My boys are amazing.  Their love, compassion, innocence and hunger for life is so exciting.  I know I was there at one point.  Why couldn't he see that he meant so much to me?  It has taken me almost two and half decades to realize I am really pissed off at my father.  REALLY PISSED OFF
But I still love him so much.  I think that now that I realize this I can forgive him and maybe a little peace will come to my heart.  Maybe I can lay him to rest now.  Maybe I can give more of my heart to my family now.  They deserve to have all of me.  I deserve to have all of me.  I think I am on the path to getting the rest of me healed.  Hopefully, I will have it worked out sooner than later.  It's tough work to dredge up those past ills.  To acknowledge them and recategorize them.  It is becoming painfully obvious that the defense mechanisms that I have used for so long are no longer working.  I need to have different coping skills.  It's time for me to grow up.  I have a physiological response to that statement.  It is a daunting task.  I look forward to it. I want to take that pain and disappointment and use it as a tool as to what NOT do for my kids.  We can go ahead and put that in the NOT OK box.

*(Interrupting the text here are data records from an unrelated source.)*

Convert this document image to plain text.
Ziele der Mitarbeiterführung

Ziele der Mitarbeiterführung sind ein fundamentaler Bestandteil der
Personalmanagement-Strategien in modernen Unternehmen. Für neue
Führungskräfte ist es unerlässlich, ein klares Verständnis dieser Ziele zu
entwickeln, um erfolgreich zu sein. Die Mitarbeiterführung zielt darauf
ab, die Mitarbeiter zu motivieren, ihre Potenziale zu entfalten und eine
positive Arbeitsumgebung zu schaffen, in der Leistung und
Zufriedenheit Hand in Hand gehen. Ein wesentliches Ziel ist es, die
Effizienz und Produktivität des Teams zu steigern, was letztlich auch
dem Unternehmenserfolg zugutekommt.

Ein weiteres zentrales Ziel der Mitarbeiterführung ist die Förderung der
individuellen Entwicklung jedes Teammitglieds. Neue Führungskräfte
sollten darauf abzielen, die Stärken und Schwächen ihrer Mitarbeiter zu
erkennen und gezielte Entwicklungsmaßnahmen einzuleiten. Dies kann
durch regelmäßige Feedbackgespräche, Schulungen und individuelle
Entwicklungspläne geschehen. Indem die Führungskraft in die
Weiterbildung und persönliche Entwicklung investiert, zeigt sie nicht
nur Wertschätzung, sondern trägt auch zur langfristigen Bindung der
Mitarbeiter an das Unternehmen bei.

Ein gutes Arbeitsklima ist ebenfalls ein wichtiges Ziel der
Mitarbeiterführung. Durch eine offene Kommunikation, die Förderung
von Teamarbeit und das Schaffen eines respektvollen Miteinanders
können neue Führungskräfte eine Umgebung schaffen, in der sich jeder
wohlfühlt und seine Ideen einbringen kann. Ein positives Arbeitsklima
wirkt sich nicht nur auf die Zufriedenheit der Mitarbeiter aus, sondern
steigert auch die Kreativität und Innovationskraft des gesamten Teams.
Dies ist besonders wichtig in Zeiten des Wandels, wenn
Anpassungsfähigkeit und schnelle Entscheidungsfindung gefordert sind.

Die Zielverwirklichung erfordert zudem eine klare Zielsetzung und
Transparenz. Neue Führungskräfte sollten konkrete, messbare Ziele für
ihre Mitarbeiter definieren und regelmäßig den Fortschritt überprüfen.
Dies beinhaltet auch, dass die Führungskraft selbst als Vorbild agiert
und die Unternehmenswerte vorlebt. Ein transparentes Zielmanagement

My father did great good, too.  I have spent most of my life talking of all the good.  If you have spoken to me I am sure you have heard a story or two.  But, this moment, this is a healing time for me and I can't just focus on all the good.  I need to feel this out, assess it and move on.  Then those good times mean a little more. They aren't moments that I am holding on to to dissuade the hurt. To cover it up.  They start to have a deeper meaning.  Howard Mayes, Jr.  you hurt me.  Maybe you never knew it.  Maybe you repressed it.  But, I am standing here telling you.  I don't want to be hurt by this anymore.  I want to release this from my heart.  I want to forgive myself.  I want to forgive you.  We all do the best we can.  I get that.  I want to learn from your mistakes in this arena.  My husband deserves that.  My sons deserve that.  I deserve that.